- O ministro Gilmar Mendes concedeu liminar com habeas corpus para declarar nula a quebra de sigilos da Maridt Participações S.A., empresa com Dias Toffoli entre os sócios, aprovada pela CPI do Crime Organizado no Senado.
- A decisão aponta que a quebra não tem nexo com o objetivo principal da CPI, que era investigar a expansão de facções criminosas e milícias, e que não houve elementos suficientes para justificar a invasão de privacidade em extensão tão ampla.

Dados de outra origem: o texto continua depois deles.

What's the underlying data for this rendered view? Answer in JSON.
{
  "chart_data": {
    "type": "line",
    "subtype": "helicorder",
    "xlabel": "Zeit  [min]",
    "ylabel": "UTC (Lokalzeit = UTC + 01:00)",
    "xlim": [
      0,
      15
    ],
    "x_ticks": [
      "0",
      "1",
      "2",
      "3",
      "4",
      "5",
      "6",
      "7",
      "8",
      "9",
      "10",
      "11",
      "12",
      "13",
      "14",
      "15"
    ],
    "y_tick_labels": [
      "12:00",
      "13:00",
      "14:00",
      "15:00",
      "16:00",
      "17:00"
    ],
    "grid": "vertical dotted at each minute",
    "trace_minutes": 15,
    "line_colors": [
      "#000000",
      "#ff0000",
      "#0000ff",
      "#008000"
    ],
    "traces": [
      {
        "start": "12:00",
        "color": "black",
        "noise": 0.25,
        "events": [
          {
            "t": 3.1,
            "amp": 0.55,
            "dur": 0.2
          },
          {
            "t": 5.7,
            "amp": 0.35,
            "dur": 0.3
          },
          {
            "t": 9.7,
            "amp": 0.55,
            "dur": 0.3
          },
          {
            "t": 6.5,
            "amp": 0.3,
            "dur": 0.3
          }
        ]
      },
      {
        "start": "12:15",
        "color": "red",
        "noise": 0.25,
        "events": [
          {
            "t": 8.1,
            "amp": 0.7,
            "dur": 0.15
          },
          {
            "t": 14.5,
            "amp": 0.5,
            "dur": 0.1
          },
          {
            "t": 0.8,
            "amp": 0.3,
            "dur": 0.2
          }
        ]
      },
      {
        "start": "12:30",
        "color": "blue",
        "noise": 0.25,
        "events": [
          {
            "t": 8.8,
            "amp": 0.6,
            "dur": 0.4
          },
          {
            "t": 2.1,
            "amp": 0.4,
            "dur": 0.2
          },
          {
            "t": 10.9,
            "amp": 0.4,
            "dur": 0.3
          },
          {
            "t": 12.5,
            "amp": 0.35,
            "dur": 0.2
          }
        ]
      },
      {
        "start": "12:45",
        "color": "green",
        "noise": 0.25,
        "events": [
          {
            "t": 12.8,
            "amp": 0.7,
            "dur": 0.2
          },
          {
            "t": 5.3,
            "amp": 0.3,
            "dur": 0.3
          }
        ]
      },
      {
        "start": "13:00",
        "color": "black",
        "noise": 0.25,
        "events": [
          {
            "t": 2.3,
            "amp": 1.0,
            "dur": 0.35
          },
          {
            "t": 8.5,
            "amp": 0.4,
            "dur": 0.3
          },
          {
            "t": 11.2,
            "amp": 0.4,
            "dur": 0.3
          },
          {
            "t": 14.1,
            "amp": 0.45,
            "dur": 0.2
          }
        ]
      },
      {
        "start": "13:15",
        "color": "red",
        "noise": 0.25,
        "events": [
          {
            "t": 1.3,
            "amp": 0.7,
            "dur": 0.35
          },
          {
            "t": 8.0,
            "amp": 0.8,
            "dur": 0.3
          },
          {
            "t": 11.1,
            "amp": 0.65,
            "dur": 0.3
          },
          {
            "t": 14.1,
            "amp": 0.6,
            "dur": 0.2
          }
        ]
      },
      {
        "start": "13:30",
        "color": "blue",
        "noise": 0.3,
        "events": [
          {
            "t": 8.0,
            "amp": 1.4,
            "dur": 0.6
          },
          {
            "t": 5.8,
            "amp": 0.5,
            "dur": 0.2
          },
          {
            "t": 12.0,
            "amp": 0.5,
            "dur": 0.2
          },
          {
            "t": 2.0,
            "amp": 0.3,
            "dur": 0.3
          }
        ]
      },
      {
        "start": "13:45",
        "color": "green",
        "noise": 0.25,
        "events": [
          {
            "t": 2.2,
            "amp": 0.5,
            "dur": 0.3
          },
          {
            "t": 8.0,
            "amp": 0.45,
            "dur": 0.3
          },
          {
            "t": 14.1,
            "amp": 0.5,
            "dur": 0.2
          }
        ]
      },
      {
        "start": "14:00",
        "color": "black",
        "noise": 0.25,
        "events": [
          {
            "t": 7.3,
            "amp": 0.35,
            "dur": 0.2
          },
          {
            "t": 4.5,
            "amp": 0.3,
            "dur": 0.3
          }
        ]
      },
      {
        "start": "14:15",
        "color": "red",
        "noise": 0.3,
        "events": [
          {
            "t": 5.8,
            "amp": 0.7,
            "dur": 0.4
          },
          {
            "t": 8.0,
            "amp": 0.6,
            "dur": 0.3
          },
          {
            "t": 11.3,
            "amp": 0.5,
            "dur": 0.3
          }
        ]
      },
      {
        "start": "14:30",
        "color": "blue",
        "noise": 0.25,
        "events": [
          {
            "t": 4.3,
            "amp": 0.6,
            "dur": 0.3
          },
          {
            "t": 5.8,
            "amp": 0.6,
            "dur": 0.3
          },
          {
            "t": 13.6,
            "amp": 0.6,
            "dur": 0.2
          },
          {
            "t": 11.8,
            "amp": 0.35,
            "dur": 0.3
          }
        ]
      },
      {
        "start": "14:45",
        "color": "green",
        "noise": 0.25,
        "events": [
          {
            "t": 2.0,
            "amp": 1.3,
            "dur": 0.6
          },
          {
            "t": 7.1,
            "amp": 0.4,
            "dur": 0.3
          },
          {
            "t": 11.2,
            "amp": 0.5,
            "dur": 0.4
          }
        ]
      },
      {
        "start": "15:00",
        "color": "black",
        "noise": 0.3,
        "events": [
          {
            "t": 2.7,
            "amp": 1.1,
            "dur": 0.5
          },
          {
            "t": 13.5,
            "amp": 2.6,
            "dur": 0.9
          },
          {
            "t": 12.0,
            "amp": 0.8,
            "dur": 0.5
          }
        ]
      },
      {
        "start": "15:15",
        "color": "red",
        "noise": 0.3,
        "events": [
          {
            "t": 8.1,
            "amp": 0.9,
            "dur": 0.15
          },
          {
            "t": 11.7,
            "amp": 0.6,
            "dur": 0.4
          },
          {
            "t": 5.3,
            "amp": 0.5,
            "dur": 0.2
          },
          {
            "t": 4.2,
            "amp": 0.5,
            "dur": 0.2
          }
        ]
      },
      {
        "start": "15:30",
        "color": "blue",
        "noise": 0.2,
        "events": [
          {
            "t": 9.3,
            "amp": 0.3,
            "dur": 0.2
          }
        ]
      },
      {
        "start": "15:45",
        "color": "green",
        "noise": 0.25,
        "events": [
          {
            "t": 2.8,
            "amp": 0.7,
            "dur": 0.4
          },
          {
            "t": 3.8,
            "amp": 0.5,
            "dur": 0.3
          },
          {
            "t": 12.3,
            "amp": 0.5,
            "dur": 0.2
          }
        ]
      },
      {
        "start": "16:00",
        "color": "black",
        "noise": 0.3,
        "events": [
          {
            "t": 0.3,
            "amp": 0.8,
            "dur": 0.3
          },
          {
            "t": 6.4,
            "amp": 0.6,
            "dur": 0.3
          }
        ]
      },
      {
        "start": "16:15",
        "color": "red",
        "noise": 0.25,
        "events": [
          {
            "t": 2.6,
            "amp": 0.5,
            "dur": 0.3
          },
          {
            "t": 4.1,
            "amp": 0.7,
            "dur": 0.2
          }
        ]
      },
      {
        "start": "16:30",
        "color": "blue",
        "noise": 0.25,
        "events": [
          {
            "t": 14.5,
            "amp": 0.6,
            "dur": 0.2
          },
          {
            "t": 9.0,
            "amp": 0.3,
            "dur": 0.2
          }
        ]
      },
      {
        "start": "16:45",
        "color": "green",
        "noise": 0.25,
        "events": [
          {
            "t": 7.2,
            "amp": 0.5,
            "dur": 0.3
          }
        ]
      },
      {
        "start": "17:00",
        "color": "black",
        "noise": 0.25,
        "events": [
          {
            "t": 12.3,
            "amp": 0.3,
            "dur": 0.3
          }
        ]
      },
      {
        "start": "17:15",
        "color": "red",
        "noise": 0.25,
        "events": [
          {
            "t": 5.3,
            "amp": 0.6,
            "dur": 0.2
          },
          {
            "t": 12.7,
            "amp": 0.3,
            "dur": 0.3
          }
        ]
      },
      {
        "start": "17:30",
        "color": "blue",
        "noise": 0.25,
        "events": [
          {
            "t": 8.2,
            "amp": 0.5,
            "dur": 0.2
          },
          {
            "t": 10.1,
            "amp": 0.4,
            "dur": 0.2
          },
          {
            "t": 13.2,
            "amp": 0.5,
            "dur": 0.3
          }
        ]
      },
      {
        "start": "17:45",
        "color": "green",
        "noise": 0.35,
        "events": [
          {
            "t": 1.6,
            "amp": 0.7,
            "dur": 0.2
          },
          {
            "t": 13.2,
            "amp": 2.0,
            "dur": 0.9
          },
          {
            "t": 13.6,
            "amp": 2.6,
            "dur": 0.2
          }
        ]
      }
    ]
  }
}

- Mendes afirma que a CPI atua de forma simbólica e sem suporte probatório mínimo, e que o acesso a dados telemáticos hoje pode violar a vida privada de outras pessoas, exigindo controle mais rígido do Judiciário.
- O ministro determinou que órgãos como Banco Central, Anatel, Receita Federal e COAF se abstenham de enviar dados da Maridt à comissão, e ordenou que informações já encaminhadas sejam inutilizadas ou destruídas imediatamente.
- A CPI discutia relações entre a Maridt e a gestora de fundos Reag, apontada como ligada a uma instituição utilizada em investigações do crime organizado.
O ministro do STF Gilmar Mendes concedeu nesta sexta-feira (27) uma liminar por habeas corpus para declarar a nulidade da quebra dos sigilos da Maridt Participações S.A., que tem Dias Toffoli entre os sócios. A decisão aponta que a measure ocorreu sem nexo com o objetivo principal da CPI do Crime Organizado do Senado.
A CPI havia autorizado a quebra de sigilos bancário, fiscal, telefônico e telemático da empresa. Mendes sustenta que a investigação não corresponde ao tema central da comissão, que é o combate a facções criminosas e milícias, e não pode realizar devassas generalizadas sobre temas desconexos.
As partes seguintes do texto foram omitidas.